Может показаться, что речь современного повествователя неотделима от речи его исторических «персонажей», что их точки зрения совпадают. Если Ирина Годунова восклицает: «<…> возьмите у меня единородного брата на царство, в утоление народного плача», то и Карамзин торжественно вторит соборному свидетельству: «Матери кинули на землю своих грудных младенцев и не слушали их крика». Если летописец использует готовые формулы церковной риторики, то так же поступает и Карамзин: «Народ, восклицая „Да здравствует царь с верными боярами“ — мирно разошелся по домам <…> Народ молчал или славил правосудие царя… Все слушали в тишине безмолвия <…>». Молчание народа и здесь, и там не означает тайного осуждения, равно как народные клики не свидетельствуют о действительной поддержке «низов»…
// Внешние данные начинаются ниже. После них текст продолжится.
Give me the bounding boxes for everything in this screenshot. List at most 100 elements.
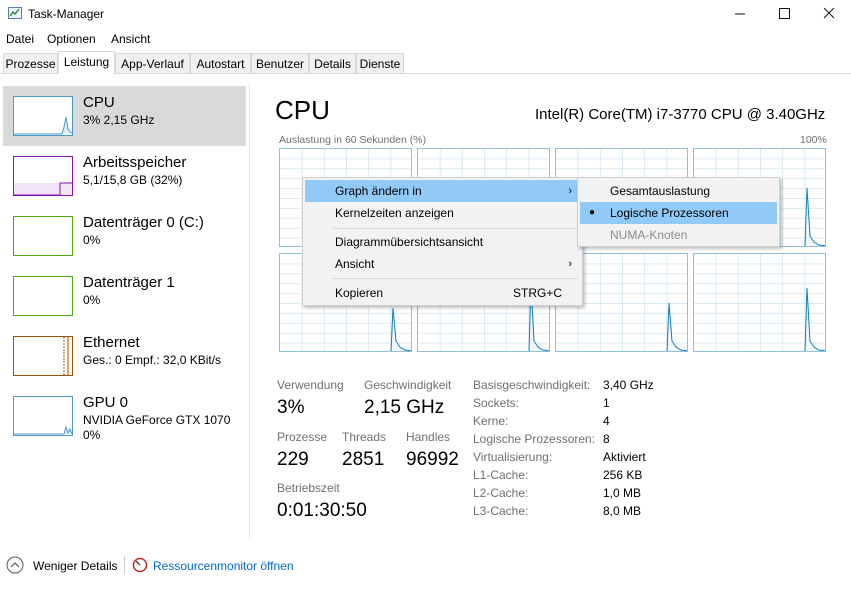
tab-app-verlauf[interactable]: App-Verlauf xyxy=(115,53,190,73)
fewer-details-link[interactable]: Weniger Details xyxy=(33,559,117,573)
info-value: 1 xyxy=(603,396,610,410)
checked-bullet-icon: ● xyxy=(589,207,596,218)
tab-prozesse[interactable]: Prozesse xyxy=(3,53,58,73)
menu-item-shortcut: STRG+C xyxy=(512,286,562,300)
info-value: 256 KB xyxy=(603,468,643,482)
disk1-thumbnail-graph xyxy=(13,276,73,316)
menu-ansicht[interactable]: Ansicht xyxy=(111,32,150,46)
footer-divider xyxy=(124,556,125,574)
handles-label: Handles xyxy=(406,430,451,444)
sidebar-item-label: Datenträger 1 xyxy=(83,274,175,291)
tab-benutzer[interactable]: Benutzer xyxy=(251,53,309,73)
info-label: Kerne: xyxy=(473,414,509,428)
sidebar-item-label: Ethernet xyxy=(83,334,140,351)
sidebar-item-arbeitsspeicher[interactable]: Arbeitsspeicher 5,1/15,8 GB (32%) xyxy=(3,146,246,206)
graph-max-label: 100% xyxy=(800,134,827,146)
sidebar-item-detail: 3% 2,15 GHz xyxy=(83,113,155,127)
logical-processor-graph xyxy=(693,253,826,352)
graph-context-menu: Graph ändern in › Kernelzeiten anzeigen … xyxy=(302,177,583,306)
menu-optionen[interactable]: Optionen xyxy=(47,32,96,46)
menu-item-logische-prozessoren[interactable]: ● Logische Prozessoren xyxy=(580,202,777,224)
chevron-up-icon[interactable] xyxy=(6,556,24,574)
task-manager-app-icon xyxy=(8,7,22,19)
info-label: Logische Prozessoren: xyxy=(473,432,596,446)
menu-item-ansicht[interactable]: Ansicht › xyxy=(305,253,580,275)
menu-item-label: NUMA-Knoten xyxy=(610,228,688,242)
menu-item-kopieren[interactable]: Kopieren STRG+C xyxy=(305,282,580,304)
menu-item-label: Graph ändern in xyxy=(335,184,422,198)
sidebar-item-detail: Ges.: 0 Empf.: 32,0 KBit/s xyxy=(83,353,222,367)
info-label: Basisgeschwindigkeit: xyxy=(473,378,591,392)
threads-value: 2851 xyxy=(342,449,385,470)
sidebar-item-cpu[interactable]: CPU 3% 2,15 GHz xyxy=(3,86,246,146)
menu-item-gesamtauslastung[interactable]: Gesamtauslastung xyxy=(580,180,777,202)
speed-label: Geschwindigkeit xyxy=(364,378,452,392)
uptime-label: Betriebszeit xyxy=(277,481,340,495)
info-value: 8 xyxy=(603,432,610,446)
minimize-button[interactable] xyxy=(717,0,763,28)
ethernet-thumbnail-graph xyxy=(13,336,73,376)
cpu-model-name: Intel(R) Core(TM) i7-3770 CPU @ 3.40GHz xyxy=(535,106,826,123)
menu-item-label: Gesamtauslastung xyxy=(610,184,711,198)
usage-label: Verwendung xyxy=(277,378,344,392)
gpu-thumbnail-graph xyxy=(13,396,73,436)
sidebar-item-label: GPU 0 xyxy=(83,394,129,411)
menu-item-label: Kernelzeiten anzeigen xyxy=(335,206,454,220)
sidebar-item-label: CPU xyxy=(83,94,115,111)
sidebar-item-detail: 5,1/15,8 GB (32%) xyxy=(83,173,183,187)
sidebar-item-ethernet[interactable]: Ethernet Ges.: 0 Empf.: 32,0 KBit/s xyxy=(3,326,246,386)
info-value: 8,0 MB xyxy=(603,504,642,518)
threads-label: Threads xyxy=(342,430,387,444)
menu-item-numa-knoten: NUMA-Knoten xyxy=(580,224,777,246)
resource-monitor-link[interactable]: Ressourcenmonitor öffnen xyxy=(153,559,294,573)
disk0-thumbnail-graph xyxy=(13,216,73,256)
menu-item-label: Logische Prozessoren xyxy=(610,206,729,220)
tab-details[interactable]: Details xyxy=(309,53,356,73)
info-label: Sockets: xyxy=(473,396,520,410)
sidebar-item-gpu-0[interactable]: GPU 0 NVIDIA GeForce GTX 1070 0% xyxy=(3,386,246,446)
info-value: 3,40 GHz xyxy=(603,378,654,392)
sidebar-item-datentraeger-0[interactable]: Datenträger 0 (C:) 0% xyxy=(3,206,246,266)
info-label: L2-Cache: xyxy=(473,486,529,500)
info-value: 4 xyxy=(603,414,610,428)
page-title: CPU xyxy=(275,95,330,125)
info-value: Aktiviert xyxy=(603,450,646,464)
graph-submenu: Gesamtauslastung ● Logische Prozessoren … xyxy=(577,177,780,247)
close-button[interactable] xyxy=(806,0,851,28)
sidebar-item-detail: NVIDIA GeForce GTX 1070 xyxy=(83,413,231,427)
window-title: Task-Manager xyxy=(28,7,105,21)
info-label: L3-Cache: xyxy=(473,504,529,518)
menu-datei[interactable]: Datei xyxy=(6,32,34,46)
sidebar-item-label: Datenträger 0 (C:) xyxy=(83,214,204,231)
menu-item-graph-aendern[interactable]: Graph ändern in › xyxy=(305,180,580,202)
menu-separator xyxy=(333,278,578,279)
sidebar-item-datentraeger-1[interactable]: Datenträger 1 0% xyxy=(3,266,246,326)
menu-item-label: Kopieren xyxy=(335,286,384,300)
sidebar-item-label: Arbeitsspeicher xyxy=(83,154,187,171)
menu-item-diagrammuebersicht[interactable]: Diagrammübersichtsansicht xyxy=(305,231,580,253)
menu-item-label: Diagrammübersichtsansicht xyxy=(335,235,484,249)
info-label: Virtualisierung: xyxy=(473,450,553,464)
speed-value: 2,15 GHz xyxy=(364,397,445,418)
tab-dienste[interactable]: Dienste xyxy=(356,53,404,73)
menu-item-label: Ansicht xyxy=(335,257,375,271)
resource-monitor-icon[interactable] xyxy=(132,557,148,573)
chevron-right-icon: › xyxy=(568,258,572,270)
sidebar-divider xyxy=(249,84,250,539)
memory-thumbnail-graph xyxy=(13,156,73,196)
info-value: 1,0 MB xyxy=(603,486,642,500)
handles-value: 96992 xyxy=(406,449,459,470)
tab-leistung[interactable]: Leistung xyxy=(58,51,115,74)
sidebar-item-detail-2: 0% xyxy=(83,428,101,442)
sidebar-item-detail: 0% xyxy=(83,233,101,247)
maximize-button[interactable] xyxy=(761,0,807,28)
chevron-right-icon: › xyxy=(568,185,572,197)
menu-separator xyxy=(333,228,578,229)
cpu-thumbnail-graph xyxy=(13,96,73,136)
tab-autostart[interactable]: Autostart xyxy=(190,53,251,73)
graph-caption: Auslastung in 60 Sekunden (%) xyxy=(279,134,427,146)
sidebar-item-detail: 0% xyxy=(83,293,101,307)
uptime-value: 0:01:30:50 xyxy=(277,500,367,521)
processes-value: 229 xyxy=(277,449,309,470)
menu-item-kernelzeiten[interactable]: Kernelzeiten anzeigen xyxy=(305,202,580,224)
Но ведь русская царица, подобно Патриарху — и подобно охотно цитируемому Карамзиным летописцу, — действительно верует, что в невидимой наднебесной реальности стоит плач Народа Русского, Народа Божьего. И потому совершенно неважно, точно ли совпадает грандиозный тайнозримый образ с сиюминутной, заведомо искаженной земной «картинкой». Для нее — и для них — плач и коленопреклонение толпы на Девичьем поле суть не столько «душевные» переживания горя и радости, сколько явные подтверждения истинности принимаемого решения, его соответствия Божественному предызбранию. Причем предызбранность царя не означает его непогрешимости; она может быть — и часто бывает — небесным наказанием, бичом Божиим. И, значит, торжественность минуты не в том заключена, что трон достается «хорошему человеку», но в том, что в земной юдоли совершается великая встреча Избрания и Предопределения.
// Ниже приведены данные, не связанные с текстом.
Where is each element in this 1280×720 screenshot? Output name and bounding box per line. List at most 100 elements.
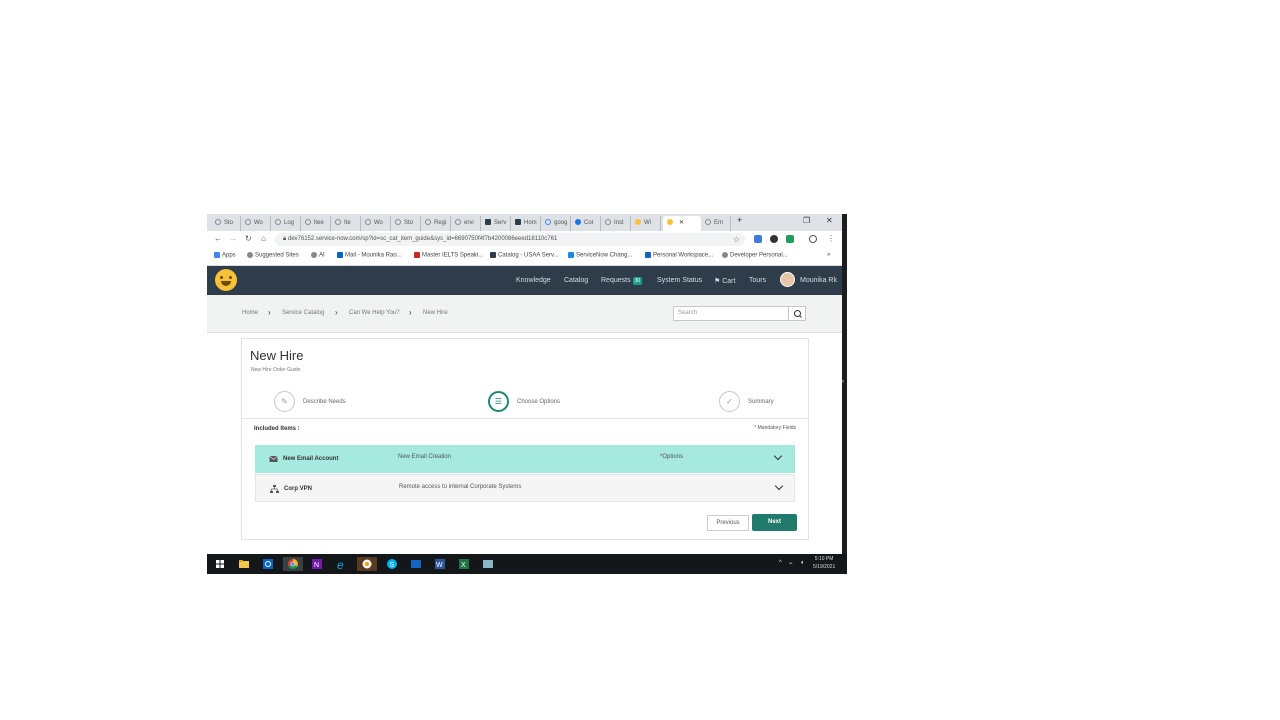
nav-cart[interactable]: ⚑ Cart [714, 277, 735, 285]
search-input[interactable]: Search [673, 306, 789, 321]
portal-logo-icon[interactable] [215, 269, 237, 291]
app-icon[interactable] [481, 557, 495, 571]
user-name[interactable]: Mounika Rk [800, 277, 837, 284]
internet-explorer-icon[interactable]: e [335, 557, 349, 572]
browser-tab[interactable]: goog [541, 216, 571, 231]
breadcrumb-can-we-help[interactable]: Can We Help You? [349, 310, 400, 316]
globe-icon [215, 219, 221, 226]
reload-icon[interactable]: ↻ [245, 234, 252, 243]
bookmark-item[interactable]: Personal Workspace... [645, 252, 713, 259]
more-bookmarks-icon[interactable]: » [827, 252, 830, 258]
browser-tab[interactable]: Em [701, 216, 731, 231]
globe-icon [605, 219, 611, 226]
servicenow-icon [485, 219, 491, 226]
bookmark-apps[interactable]: Apps [214, 252, 236, 259]
item-description: New Email Creation [398, 454, 452, 460]
breadcrumb-home[interactable]: Home [242, 310, 258, 316]
file-explorer-icon[interactable] [237, 557, 251, 571]
browser-tab[interactable]: Inst [601, 216, 631, 231]
browser-tab[interactable]: Sto [391, 216, 421, 231]
word-icon[interactable]: W [433, 557, 447, 571]
bookmark-item[interactable]: Mail - Mounika Rao... [337, 252, 402, 259]
smiley-icon [635, 219, 641, 226]
bookmark-item[interactable]: Master IELTS Speaki... [414, 252, 483, 259]
order-guide-card: New Hire New Hire Order Guide ✎ Describe… [241, 338, 809, 540]
edit-icon: ✎ [281, 397, 288, 406]
browser-tab[interactable]: Regi [421, 216, 451, 231]
extension-icon[interactable] [786, 235, 794, 243]
forward-arrow-icon[interactable]: → [229, 234, 237, 243]
bookmark-star-icon[interactable]: ☆ [733, 233, 740, 246]
bookmark-item[interactable]: Developer Personal... [722, 252, 788, 259]
network-icon [270, 485, 279, 493]
browser-tab[interactable]: ltee [301, 216, 331, 231]
close-tab-icon[interactable]: ✕ [679, 220, 684, 226]
user-avatar[interactable] [780, 272, 795, 287]
browser-tab[interactable]: ervi [451, 216, 481, 231]
browser-tab[interactable]: Log [271, 216, 301, 231]
browser-menu-icon[interactable]: ⋮ [827, 234, 835, 243]
volume-icon[interactable]: 🔈︎ [801, 560, 805, 567]
envelope-icon [269, 455, 278, 462]
browser-tab-active[interactable]: ✕ [663, 216, 701, 231]
browser-tab[interactable]: Wo [241, 216, 271, 231]
start-button[interactable] [213, 557, 227, 571]
browser-tab[interactable]: Wi [631, 216, 661, 231]
extension-icon[interactable] [754, 235, 762, 243]
skype-icon[interactable]: S [385, 557, 399, 571]
globe-icon [305, 219, 311, 226]
browser-tab[interactable]: Sto [211, 216, 241, 231]
network-tray-icon[interactable]: ⌁ [789, 560, 793, 567]
breadcrumb-service-catalog[interactable]: Service Catalog [282, 310, 324, 316]
nav-tours[interactable]: Tours [749, 277, 766, 284]
chevron-down-icon[interactable] [774, 481, 784, 491]
excel-icon[interactable]: X [457, 557, 471, 571]
tray-chevron-up-icon[interactable]: ^ [779, 560, 782, 566]
chevron-down-icon[interactable] [773, 451, 783, 461]
chevron-left-icon[interactable]: ‹ [842, 379, 844, 385]
diamond-icon [575, 219, 581, 226]
globe-icon [365, 219, 371, 226]
outlook-icon[interactable] [261, 557, 275, 571]
onenote-icon[interactable]: N [310, 557, 324, 571]
close-window-icon[interactable]: ✕ [826, 216, 833, 225]
previous-button[interactable]: Previous [707, 515, 749, 531]
nav-system-status[interactable]: System Status [657, 277, 702, 284]
included-item-row[interactable]: Corp VPN Remote access to internal Corpo… [255, 474, 795, 502]
nav-knowledge[interactable]: Knowledge [516, 277, 551, 284]
url-bar[interactable]: 🔒︎ dev76152.service-now.com/sp?id=sc_cat… [275, 233, 745, 246]
restore-window-icon[interactable]: ❐ [803, 216, 810, 225]
bookmark-item[interactable]: Catalog - USAA Serv... [490, 252, 559, 259]
browser-tab[interactable]: Hom [511, 216, 541, 231]
globe-icon [722, 252, 728, 258]
new-tab-icon[interactable]: + [737, 215, 742, 225]
search-icon[interactable] [789, 306, 806, 321]
nav-catalog[interactable]: Catalog [564, 277, 588, 284]
system-clock[interactable]: 5:10 PM 5/19/2021 [813, 555, 835, 571]
next-button[interactable]: Next [752, 514, 797, 531]
browser-tab[interactable]: Ite [331, 216, 361, 231]
page-subtitle: New Hire Order Guide [251, 367, 301, 373]
globe-icon [311, 252, 317, 258]
svg-text:S: S [390, 562, 395, 569]
back-arrow-icon[interactable]: ← [214, 234, 222, 243]
mandatory-fields-note: * Mandatory Fields [754, 425, 796, 431]
included-item-row[interactable]: New Email Account New Email Creation *Op… [255, 445, 795, 473]
browser-tab[interactable]: Cor [571, 216, 601, 231]
chrome-icon[interactable] [283, 557, 303, 571]
profile-icon[interactable] [809, 235, 817, 243]
extension-icon[interactable] [770, 235, 778, 243]
home-icon[interactable]: ⌂ [261, 234, 266, 243]
bookmark-item[interactable]: ServiceNow Chang... [568, 252, 632, 259]
list-icon: ☰ [494, 397, 503, 406]
nav-requests[interactable]: Requests 30 [601, 277, 643, 285]
app-icon[interactable] [357, 557, 377, 571]
item-options-link[interactable]: *Options [660, 454, 683, 460]
browser-tab[interactable]: Wo [361, 216, 391, 231]
bookmarks-bar: Apps Suggested Sites AI Mail - Mounika R… [207, 248, 847, 266]
globe-icon [705, 219, 711, 226]
browser-tab[interactable]: Serv [481, 216, 511, 231]
video-app-icon[interactable] [409, 557, 423, 571]
bookmark-item[interactable]: AI [311, 252, 325, 259]
bookmark-item[interactable]: Suggested Sites [247, 252, 299, 259]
Историк Александровской поры, не имеющий своего мистического опыта и не слишком доверяющий чужому, поступает прямо противоположным образом. Пересказывая эпизод из Утвержденной Грамоты Земского собора 1598 г., где написано: «<…> от горести сердца и от многаго сетования жены сущих своих младенцев на землю слезным рыдание и пометаху» — он дает «земную», снижающую, сентиментальную расшифровку соборной формулы. По Карамзину, сцена с гуттаперчевыми младенцами доказывает: «Искренность побеждала притворство; вдохновение действовало и на равнодушных, и на самых лицемеров!». Для автора «Бедной Лизы» опорные слова здесь — «искренность» и «вдохновение». Пушкин, однако, как бы выхватывает другие — «притворство», «равнодушных», «лицемеров»; выхватывает — и строит из них свою расшифровку соборной версии событий. Ибо — хотя он тоже не приемлет позицию Патриарха, не верит в то, во что верит Ирина, — ясно видит, в какой логический просак загоняет себя Карамзин.